Chow, whose appointment won’t be effective until Dec. 4, will replace Bishop Michael Yeung, who died in 2019. A Hong Kong native, the 62-year-old Chow was educated in the U.S. and Ireland and is a school supervisor at the city’s Wah Yan College.
The Catholic community in Hong Kong comprises about 404,000 people, or about 5.3% of the city’s population. The Catholic community is split between those who see Beijing’s control over Hong Kong as an attack on the city’s freedoms, and pro-establishment figures who prefer a less confrontational approach.
Hong Kong’s largely pro-Beijing chief executive, Carrie Lam, is also a Roman Catholic.

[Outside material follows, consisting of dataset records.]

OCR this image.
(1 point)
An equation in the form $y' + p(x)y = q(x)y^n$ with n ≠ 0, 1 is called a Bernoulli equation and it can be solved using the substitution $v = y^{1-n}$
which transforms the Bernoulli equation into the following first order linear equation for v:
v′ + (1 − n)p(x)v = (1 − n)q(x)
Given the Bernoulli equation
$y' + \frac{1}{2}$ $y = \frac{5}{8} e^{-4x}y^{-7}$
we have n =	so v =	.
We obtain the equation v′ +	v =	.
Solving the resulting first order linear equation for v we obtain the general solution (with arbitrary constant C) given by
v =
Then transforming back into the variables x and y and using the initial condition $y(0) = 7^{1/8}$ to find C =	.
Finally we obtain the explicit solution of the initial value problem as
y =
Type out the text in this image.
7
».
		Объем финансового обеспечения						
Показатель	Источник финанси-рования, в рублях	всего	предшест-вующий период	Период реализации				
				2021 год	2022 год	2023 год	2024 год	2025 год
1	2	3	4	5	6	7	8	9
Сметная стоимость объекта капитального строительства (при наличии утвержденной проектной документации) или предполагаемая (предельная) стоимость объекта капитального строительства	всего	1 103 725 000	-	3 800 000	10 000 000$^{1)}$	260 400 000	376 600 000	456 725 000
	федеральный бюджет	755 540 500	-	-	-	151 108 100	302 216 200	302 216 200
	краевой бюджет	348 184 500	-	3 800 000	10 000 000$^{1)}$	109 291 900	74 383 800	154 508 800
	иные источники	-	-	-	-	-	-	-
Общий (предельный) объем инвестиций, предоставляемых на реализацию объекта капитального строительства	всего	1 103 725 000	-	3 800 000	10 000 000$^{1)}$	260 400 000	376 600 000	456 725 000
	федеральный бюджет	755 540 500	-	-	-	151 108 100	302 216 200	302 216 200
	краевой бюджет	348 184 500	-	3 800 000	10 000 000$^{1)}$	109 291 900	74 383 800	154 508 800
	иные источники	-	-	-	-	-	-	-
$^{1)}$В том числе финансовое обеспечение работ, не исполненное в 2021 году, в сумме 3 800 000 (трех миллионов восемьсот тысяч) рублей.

Chow has headed the Chinese Province of the Society of Jesus since 2018, and led the Jesuit order in mainland China, Hong Kong, Macau and Taiwan as China and the Vatican signed a landmark deal in 2018 that gave both sides a say in the appointments of bishops in the Chinese church.
China’s Catholics are legally only allowed to worship in churches approved by the Chinese government, but many attend underground churches led by bishops loyal to Rome.
Chow said Tuesday that there should not be the assumption that Beijing and the Chinese church are enemies since both churches believe in the same faith, and should try to seek understanding together.
However, he reiterated that the Latin Church does not have a formal diplomatic relationship with China, and therefore operates independently.
When asked about his thoughts on calls to commemorate the Tiananmen Square crackdown in 1989 this year, Chow said that whether public commemoration is possible this year depends on legal requirements.
He has participated in past public commemorations in Hong Kong, which last year for the first time did not allow public gatherings to mark the June 4 anniversary of the crackdown in which Chinese troops moved against student-led, pro-democracy demonstrations in Beijing, killing hundreds, possible thousands, of protesters.
He said that there are different means of commemoration. “I pray for all those who have passed in 1989, in all aspects, from all walks of life,” Chow said.